The PN leadership is in duty bound to adopt a leadership role and provide alternative political solutions while being of service to civil society. As things stand the PN is certainly the only alternative to this government, and this in no way should be interpreted that a third party would not have a say in Malta’s future.
Civil society needs to focus on tangible solutions
Years back I had aired my thoughts that unless opposition political parties develop a credible and forceful opposition to the transgressions of this government, civil society would take over the burden and deliver. Our diverse social groups have acted convincingly and in an exemplary manner. Our civil society represents individuals from diverse social, political, cultural and economic sectors. Each group and each individual would have its and his/her personal agenda. But they are in consonance on principles – justice and true democracy.

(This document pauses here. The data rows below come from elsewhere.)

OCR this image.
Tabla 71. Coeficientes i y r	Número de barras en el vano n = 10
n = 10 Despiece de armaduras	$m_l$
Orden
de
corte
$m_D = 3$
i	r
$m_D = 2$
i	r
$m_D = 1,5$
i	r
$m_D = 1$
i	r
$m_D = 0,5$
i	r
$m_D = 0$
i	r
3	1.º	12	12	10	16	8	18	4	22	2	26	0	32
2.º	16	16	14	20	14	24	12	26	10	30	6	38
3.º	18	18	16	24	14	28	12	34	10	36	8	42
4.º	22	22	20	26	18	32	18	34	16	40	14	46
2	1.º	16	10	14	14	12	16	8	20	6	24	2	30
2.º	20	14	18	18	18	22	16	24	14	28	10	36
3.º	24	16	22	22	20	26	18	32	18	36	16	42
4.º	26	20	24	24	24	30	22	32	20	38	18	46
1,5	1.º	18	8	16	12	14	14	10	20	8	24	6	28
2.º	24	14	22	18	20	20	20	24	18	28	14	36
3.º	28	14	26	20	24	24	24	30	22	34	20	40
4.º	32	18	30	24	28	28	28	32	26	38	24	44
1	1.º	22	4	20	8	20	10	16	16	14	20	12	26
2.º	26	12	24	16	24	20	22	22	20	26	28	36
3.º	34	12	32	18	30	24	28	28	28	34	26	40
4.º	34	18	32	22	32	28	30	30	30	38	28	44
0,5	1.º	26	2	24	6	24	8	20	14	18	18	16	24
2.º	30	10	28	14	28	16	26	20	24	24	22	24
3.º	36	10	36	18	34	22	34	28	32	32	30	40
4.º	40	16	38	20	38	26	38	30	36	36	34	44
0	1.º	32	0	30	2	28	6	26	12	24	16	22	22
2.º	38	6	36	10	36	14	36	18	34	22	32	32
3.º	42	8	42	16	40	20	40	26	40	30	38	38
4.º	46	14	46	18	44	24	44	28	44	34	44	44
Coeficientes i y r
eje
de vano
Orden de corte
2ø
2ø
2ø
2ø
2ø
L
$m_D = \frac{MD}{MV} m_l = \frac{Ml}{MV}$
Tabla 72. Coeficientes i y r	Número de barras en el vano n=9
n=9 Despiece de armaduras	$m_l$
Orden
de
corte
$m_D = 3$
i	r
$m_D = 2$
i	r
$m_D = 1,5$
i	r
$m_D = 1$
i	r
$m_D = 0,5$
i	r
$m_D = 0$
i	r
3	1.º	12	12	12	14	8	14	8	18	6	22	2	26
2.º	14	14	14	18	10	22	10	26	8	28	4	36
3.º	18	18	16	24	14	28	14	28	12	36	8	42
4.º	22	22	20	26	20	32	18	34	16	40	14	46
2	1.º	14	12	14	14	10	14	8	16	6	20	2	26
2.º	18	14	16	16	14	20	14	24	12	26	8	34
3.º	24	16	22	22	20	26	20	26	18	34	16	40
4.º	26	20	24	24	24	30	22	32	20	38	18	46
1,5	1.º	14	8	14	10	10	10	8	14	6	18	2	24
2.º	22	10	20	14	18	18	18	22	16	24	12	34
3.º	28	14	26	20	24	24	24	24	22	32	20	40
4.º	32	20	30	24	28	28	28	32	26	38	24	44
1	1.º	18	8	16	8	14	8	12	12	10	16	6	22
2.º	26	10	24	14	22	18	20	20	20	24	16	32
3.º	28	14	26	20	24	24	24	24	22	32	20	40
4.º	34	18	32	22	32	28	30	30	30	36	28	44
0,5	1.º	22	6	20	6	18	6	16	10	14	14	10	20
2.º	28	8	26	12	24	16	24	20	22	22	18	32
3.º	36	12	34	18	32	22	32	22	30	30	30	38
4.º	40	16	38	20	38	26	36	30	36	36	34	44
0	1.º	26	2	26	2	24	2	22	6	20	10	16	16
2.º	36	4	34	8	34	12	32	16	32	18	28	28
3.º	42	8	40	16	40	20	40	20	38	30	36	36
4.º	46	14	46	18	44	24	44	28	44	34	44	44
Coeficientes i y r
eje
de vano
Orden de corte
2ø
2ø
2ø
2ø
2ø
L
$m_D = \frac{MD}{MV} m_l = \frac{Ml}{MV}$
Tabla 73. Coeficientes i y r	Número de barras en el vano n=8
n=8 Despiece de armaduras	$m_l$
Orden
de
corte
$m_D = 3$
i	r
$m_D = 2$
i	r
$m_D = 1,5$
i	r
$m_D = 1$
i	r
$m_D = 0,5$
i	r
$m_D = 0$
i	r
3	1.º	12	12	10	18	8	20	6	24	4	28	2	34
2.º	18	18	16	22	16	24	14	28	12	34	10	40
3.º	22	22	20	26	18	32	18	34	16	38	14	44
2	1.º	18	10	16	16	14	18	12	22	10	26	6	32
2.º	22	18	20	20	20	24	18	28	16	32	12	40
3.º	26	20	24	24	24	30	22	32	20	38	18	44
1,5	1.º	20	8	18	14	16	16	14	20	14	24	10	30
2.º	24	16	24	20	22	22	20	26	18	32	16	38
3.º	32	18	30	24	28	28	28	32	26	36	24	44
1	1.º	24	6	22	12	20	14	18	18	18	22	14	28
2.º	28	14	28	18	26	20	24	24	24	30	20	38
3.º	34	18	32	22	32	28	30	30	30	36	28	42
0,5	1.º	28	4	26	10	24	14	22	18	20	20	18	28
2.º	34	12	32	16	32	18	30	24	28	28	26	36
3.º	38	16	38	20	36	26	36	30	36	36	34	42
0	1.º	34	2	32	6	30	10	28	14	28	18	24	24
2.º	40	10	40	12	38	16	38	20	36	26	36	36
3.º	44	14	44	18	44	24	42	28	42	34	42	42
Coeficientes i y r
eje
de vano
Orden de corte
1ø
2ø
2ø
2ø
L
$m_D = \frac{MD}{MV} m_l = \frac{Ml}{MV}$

They developed their protest programme intelligently, courageously and not without risk. Like the Italian Le Sardine group the initial hundreds turned into thousands and in the nature of sardines they move in droves of thousands tightly together to scare away the shark.
In the words of Le Sardine group co-founder Garreffa “We don’t need to be freed, we are a free people and as free individuals we are gathering together as the basic values of participation and democracy are at stake.”
It is the right and it is commendable of certain members of civil society to contemplate what I, given my bias, consider an illusory new political formation. The perennial principle, in these deplorable circumstances, is to avoid contrasting positions based on personal interest.
It is important that come this Sunday 5th January all opposition be present for what is referred to as a ‘protest’.
Let’s all sing along the famous “Bella Ciao!”
P.S. This popular song was developed decades back but revisited and reintroduced soon during WWII during fascist era. Through years it developed into a protest against autocracy and oppression.